During my single days, I was always looking for the next deal for a Miami getaway with my friends. Once I met my husband, who is also an avid traveler, we would try to go somewhere every couple of months, figuring out long weekends where I wouldn’t have to take off of work.
Now that we have kids, nothing has changed.
Both of my children have had passports since they were three months old, and that is when each of them first traveled out of the country – something they’ve been doing ever since. We take full advantage of the fact that they are both in preschool because we know once school starts their schedules will be more limited.
At their young age, we don’t travel the world. We usually do sunny islands with beaches and pools because that is their idea of fun. We also try not to go beyond five hours of traveling time. They have flown A LOT for their age, and during plane rides, they have never been that restless screaming kid – they’re chill.

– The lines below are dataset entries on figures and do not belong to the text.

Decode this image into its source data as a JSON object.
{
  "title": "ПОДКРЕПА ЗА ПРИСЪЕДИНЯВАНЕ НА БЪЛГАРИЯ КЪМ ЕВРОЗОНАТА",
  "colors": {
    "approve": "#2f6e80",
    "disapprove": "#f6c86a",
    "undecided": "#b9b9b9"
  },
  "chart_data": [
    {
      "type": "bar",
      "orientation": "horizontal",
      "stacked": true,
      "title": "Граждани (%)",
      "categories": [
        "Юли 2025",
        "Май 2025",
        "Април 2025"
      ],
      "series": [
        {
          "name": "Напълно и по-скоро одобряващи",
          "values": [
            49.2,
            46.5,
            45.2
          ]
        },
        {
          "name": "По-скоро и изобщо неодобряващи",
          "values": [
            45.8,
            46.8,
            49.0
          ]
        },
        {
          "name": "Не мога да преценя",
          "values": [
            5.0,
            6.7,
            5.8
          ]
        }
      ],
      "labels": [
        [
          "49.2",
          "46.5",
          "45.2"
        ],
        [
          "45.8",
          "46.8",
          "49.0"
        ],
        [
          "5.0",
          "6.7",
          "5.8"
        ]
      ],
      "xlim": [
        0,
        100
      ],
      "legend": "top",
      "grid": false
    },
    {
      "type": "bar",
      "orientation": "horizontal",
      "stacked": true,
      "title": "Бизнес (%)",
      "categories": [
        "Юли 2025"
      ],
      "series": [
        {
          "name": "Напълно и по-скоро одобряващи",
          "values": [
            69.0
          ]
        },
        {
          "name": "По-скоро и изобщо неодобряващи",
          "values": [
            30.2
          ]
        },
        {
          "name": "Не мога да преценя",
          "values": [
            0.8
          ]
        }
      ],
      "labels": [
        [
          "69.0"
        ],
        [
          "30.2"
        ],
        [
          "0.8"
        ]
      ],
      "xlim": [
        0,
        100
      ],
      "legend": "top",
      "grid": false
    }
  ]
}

As kids, of course, they have their moments of defying me or being unreasonable, but, for the most part, they’re easy-going children that just “roll with it,” and I credit some of that to traveling. When we travel, we don’t stick to our daily “schedule.” Sometimes the kids are at the pool or beach all day, and fall asleep at 5 p.m. to wake up at 8 p.m., so we’ll go to dinner at 9 p.m. Every day is a different adventure, and I make it so that they are living in the moment. This easy-going nature teaches them how to be flexible in life.
I know not everyone has the resources to travel, but the concept of vacation is more a state of mind than anything else. So, if you can’t get on a plane, take a road trip or take a train ride somewhere – just be spontaneous.
While I wouldn’t have their daily lives be unpredictable because I know kids need routine, I do, however, sprinkle in that essence of vacation throughout our “regular” daily lives every so often. For example, their bedtime is 8 p.m. and, recently, their older cousin had a band performance at their school at 7:30 p.m. Part of me said, “No, we can’t go. They have to go to bed, and I have things to do around the apartment.” But I knew how much they would love it, so I just got up and told them, “Let’s hurry and get dressed. We’re going to see Louie perform!” We got home a couple of hours past their bedtime, and yes, they were tired in the morning, but they had an awesome time with their cousins, and they just went to bed earlier than usual the next night – no big deal because they’re flexible.